The skills vs inferred_skills split is intentional. Keeping them separate lets the matching layer weight them differently, since an explicitly listed skill is stronger evidence than an inferred one. It also lets the candidate see exactly what was inferred vs what they actually wrote, which matters for trust.

temperature=0 throughout. Skill extraction needs to be deterministic. Any randomness in what gets extracted from the same input is just noise.

Job descriptions get truncated to 3,000 characters, resumes to 8,000. The main reason isn’t token cost. Longer inputs tend to get diluted by boilerplate, and the most relevant content is almost always near the top.

The fallback

ResumeRadar uses ChromaDB as a vector database for semantic matching. A vector database stores data as numeric representations of meaning, which allows comparing resumes and job postings by concept rather than exact words. When ChromaDB is unavailable, the whole semantic path goes down with it.

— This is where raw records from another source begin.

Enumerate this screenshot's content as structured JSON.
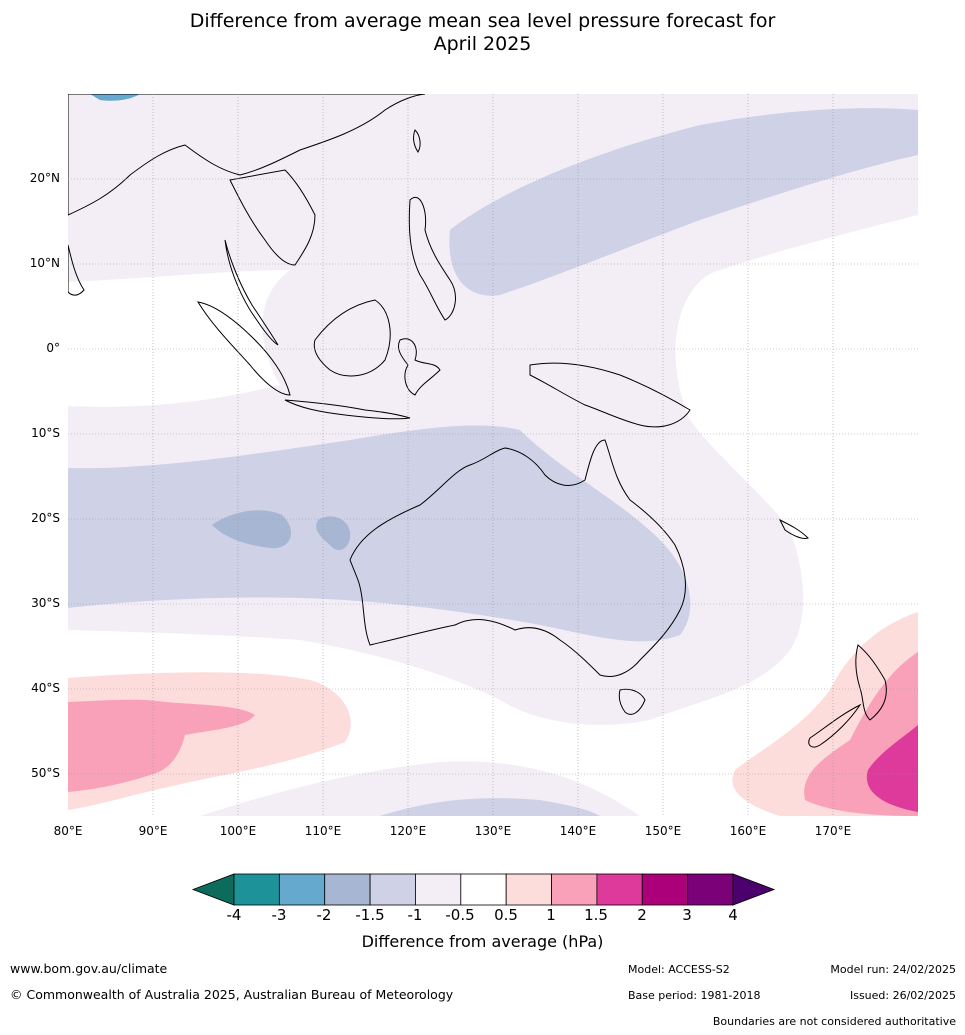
{
  "title_line1": "Difference from average mean sea level pressure forecast for",
  "title_line2": "April 2025",
  "lat_labels": [
    "20°N",
    "10°N",
    "0°",
    "10°S",
    "20°S",
    "30°S",
    "40°S",
    "50°S"
  ],
  "lon_labels": [
    "80°E",
    "90°E",
    "100°E",
    "110°E",
    "120°E",
    "130°E",
    "140°E",
    "150°E",
    "160°E",
    "170°E"
  ],
  "colorbar": {
    "ticks": [
      "-4",
      "-3",
      "-2",
      "-1.5",
      "-1",
      "-0.5",
      "0.5",
      "1",
      "1.5",
      "2",
      "3",
      "4"
    ],
    "colors": [
      "#0d6b5b",
      "#1e9299",
      "#66a9cf",
      "#a7b7d3",
      "#cfd1e6",
      "#f3eef6",
      "#ffffff",
      "#fddcdc",
      "#f8a1b8",
      "#dd3a9c",
      "#ac007b",
      "#7a0177",
      "#4b006e"
    ],
    "label": "Difference from average (hPa)"
  },
  "footer": {
    "website": "www.bom.gov.au/climate",
    "copyright": "© Commonwealth of Australia 2025, Australian Bureau of Meteorology",
    "model": "Model: ACCESS-S2",
    "base_period": "Base period: 1981-2018",
    "model_run": "Model run: 24/02/2025",
    "issued": "Issued: 26/02/2025",
    "disclaimer": "Boundaries are not considered authoritative"
  }
}
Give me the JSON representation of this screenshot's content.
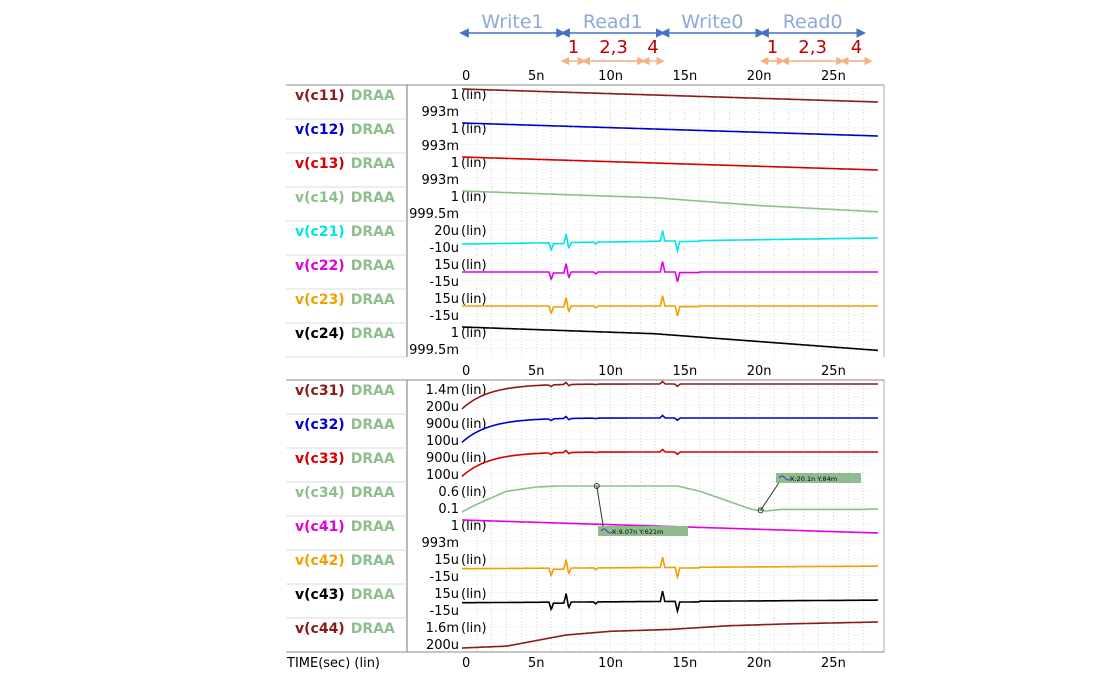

So keyword matching isn’t just legacy code. It’s an explicit fallback:

try:
    state.gap_analysis = await _semantic_gap_analysis(
        job_id=state.job_id,
        resume_skills=all_resume_skills,
        job_postings_skills=job_skills_lists,
    )
except Exception as e:
    logger.warning(f"ChromaDB unavailable ({e}), falling back to keyword matching")
    state.gap_analysis = _keyword_gap_analysis(
        resume_skills=all_resume_skills,
        job_postings_skills=job_skills_lists,
        job_descriptions=job_descriptions,
    )

Both paths return a GapAnalysis object, so the rest of the pipeline doesn’t know which one ran. Keyword matching gives worse results than semantic matching, but it’s better than returning an error. For explicit skills, the difference is smaller than you’d expect.

When to reach for each

Keyword matching earns its place when skills are explicit and the vocabulary is controlled. Internal tooling, structured job boards, anything where the input is consistent. Speed, full transparency, zero external dependencies.

LLMs earn their place when the signal is implicit. When what someone did and what they call it regularly diverge. Resume parsing is a good fit for that reason.

The mistake is treating them as competing approaches. Each does something the other can’t.